By: S. Tarrant Smith
She persisted has become my mantra when it comes to this crazy writing thing I do.
When I check my lagging book sales and social media feels like I’m yelling into a void; I take a deep breath, turn on my laptop, and write another chapter. When the book reviews don’t magically appear, I tell myself that there are people reading the books even if they don’t leave a review behind. When I hear someone say that they don’t really have time to read or they don’t like reading at all, I shrug it off. I’ve visited the worlds and befriended the characters they’ll never know. When my own family congratulates me on publishing yet another book but never takes the time to read or share it, I sigh and give the people I love a pass. I write romance and the sex scenes probably make them uncomfortable.
Some days I persist out of sheer stubbornness, just a big f*ck you to the world at large. Some days I persist because I’m too afraid to admit that I’ve failed at the one thing I am really good at doing. Some days I have to remind myself that there are so many creative souls who come and go and who’s work is never appreciated — and yet, they managed to keep true to their creative voice. How could I do less?
When I had no money and wrote after a full day’s work, I persisted. Despite not knowing if my first book would be published or if it was all just an exercise in self-indulgence, I persisted.
When I’m depressed, I persist. When I’m frustrated, I persist. When it’s a struggle to string the sentences together, I persist.
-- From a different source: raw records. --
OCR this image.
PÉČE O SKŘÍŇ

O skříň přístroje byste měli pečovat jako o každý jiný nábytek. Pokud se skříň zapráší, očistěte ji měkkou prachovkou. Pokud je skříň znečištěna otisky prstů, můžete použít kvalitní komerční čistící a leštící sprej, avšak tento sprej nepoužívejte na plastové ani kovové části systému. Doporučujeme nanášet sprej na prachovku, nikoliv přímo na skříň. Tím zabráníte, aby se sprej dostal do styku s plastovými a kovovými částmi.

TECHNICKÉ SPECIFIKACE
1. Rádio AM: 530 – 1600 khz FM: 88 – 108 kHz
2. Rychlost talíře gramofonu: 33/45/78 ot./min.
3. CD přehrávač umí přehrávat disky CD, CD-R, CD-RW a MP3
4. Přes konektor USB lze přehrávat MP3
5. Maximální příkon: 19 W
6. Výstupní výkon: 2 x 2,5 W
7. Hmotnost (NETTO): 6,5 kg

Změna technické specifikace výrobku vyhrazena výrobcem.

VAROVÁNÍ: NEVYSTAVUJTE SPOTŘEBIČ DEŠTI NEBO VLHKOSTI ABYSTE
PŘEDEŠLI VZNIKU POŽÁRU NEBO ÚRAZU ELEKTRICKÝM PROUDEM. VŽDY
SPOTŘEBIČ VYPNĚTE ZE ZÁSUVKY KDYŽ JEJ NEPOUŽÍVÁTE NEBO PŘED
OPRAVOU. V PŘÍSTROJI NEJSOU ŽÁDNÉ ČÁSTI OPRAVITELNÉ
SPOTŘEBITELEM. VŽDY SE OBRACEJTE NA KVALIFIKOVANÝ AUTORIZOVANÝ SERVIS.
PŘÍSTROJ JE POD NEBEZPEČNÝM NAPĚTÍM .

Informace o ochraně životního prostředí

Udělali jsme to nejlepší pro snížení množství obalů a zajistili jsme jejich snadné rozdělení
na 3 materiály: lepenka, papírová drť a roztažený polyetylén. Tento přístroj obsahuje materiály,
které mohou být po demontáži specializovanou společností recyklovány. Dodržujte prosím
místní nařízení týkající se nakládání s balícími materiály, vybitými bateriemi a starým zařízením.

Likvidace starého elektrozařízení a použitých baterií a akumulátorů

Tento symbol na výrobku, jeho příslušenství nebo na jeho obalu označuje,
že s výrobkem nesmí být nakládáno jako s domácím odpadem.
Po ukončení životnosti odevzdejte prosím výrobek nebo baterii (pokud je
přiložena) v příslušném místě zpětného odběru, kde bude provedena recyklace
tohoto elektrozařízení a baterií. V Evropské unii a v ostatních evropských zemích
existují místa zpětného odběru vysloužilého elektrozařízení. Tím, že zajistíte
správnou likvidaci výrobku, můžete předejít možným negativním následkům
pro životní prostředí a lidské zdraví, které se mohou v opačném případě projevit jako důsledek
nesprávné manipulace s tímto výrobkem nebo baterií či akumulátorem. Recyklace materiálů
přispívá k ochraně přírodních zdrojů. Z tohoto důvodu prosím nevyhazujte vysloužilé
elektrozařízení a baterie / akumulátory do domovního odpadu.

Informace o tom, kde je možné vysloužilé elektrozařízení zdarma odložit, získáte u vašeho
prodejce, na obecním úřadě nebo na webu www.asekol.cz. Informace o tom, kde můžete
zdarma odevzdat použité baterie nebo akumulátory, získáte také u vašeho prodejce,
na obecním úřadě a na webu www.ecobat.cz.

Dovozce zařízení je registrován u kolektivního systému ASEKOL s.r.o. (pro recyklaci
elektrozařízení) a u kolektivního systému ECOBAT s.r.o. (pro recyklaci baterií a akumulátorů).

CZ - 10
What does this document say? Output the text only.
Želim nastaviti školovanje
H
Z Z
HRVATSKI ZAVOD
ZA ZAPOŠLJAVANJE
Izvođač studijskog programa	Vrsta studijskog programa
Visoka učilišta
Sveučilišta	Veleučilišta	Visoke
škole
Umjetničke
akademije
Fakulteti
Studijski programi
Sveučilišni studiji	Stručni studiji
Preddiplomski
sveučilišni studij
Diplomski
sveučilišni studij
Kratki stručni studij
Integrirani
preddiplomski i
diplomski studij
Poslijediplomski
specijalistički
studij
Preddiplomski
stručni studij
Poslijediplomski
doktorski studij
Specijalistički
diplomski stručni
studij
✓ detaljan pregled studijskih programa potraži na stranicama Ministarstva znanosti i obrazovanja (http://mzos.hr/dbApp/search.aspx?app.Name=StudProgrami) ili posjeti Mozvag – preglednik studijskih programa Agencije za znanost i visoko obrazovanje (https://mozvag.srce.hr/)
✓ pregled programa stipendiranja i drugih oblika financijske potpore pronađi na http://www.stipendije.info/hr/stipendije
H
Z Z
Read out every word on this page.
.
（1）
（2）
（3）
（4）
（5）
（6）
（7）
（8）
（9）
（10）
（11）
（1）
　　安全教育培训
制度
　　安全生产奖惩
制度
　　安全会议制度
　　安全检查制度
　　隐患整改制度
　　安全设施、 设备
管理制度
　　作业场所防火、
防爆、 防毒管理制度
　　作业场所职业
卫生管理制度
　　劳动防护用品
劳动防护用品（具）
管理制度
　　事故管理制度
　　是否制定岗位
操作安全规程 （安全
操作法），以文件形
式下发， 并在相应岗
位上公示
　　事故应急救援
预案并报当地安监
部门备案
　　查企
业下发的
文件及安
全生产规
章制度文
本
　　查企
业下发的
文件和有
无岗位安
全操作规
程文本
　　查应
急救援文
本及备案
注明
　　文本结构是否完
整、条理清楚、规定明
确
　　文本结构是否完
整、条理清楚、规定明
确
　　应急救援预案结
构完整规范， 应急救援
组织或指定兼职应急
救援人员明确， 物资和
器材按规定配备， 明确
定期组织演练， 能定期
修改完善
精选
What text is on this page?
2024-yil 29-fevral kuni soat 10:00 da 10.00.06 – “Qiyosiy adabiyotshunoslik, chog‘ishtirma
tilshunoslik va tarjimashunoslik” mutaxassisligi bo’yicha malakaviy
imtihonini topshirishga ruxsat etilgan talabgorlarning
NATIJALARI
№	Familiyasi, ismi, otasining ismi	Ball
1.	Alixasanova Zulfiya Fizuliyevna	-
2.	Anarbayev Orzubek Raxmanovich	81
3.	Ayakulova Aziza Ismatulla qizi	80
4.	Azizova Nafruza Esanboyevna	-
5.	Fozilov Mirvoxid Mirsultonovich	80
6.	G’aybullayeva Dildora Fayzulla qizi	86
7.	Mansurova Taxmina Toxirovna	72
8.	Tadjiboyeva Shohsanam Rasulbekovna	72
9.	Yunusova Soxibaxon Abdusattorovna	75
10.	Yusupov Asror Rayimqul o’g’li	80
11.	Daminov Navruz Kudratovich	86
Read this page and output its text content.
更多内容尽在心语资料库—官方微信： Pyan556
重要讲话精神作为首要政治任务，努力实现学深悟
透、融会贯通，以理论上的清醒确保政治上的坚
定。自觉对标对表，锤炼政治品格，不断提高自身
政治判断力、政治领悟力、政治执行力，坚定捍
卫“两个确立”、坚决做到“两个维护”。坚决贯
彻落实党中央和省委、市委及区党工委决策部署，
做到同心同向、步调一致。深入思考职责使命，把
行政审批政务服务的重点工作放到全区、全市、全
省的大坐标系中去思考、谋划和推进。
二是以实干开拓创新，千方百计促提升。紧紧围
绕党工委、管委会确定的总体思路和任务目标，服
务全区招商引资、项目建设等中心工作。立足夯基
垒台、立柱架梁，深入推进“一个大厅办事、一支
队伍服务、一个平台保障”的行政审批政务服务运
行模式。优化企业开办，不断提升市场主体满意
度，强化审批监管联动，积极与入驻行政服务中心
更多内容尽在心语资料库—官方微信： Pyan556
Persisting makes me annoying for some people, but persisting has become a habit with me. It means that I’ll continue to put words on paper. It means the stories that take root in my mind will find their way into the world. And as long as I do that, then I’ll eventually reach the heart of the reader I’ve been writing for all this time.
I began this publishing journey as an escape; not that my life was terrible in 2009. In many ways I’ve lived a charmed life, but I have always yearned to travel and in the early 2000’s I needed to escape the stress of never having enough money. The only way to accomplish that was to create worlds of my own. And so I wrote books I’d want to read and designed worlds I wanted to live inside – if only I could. I’ve reached a point in my life where I believe I have a lot to say about the nature of love and commitment. I’m lucky in that I can write full time now and I am taking advantage of that gift every single day.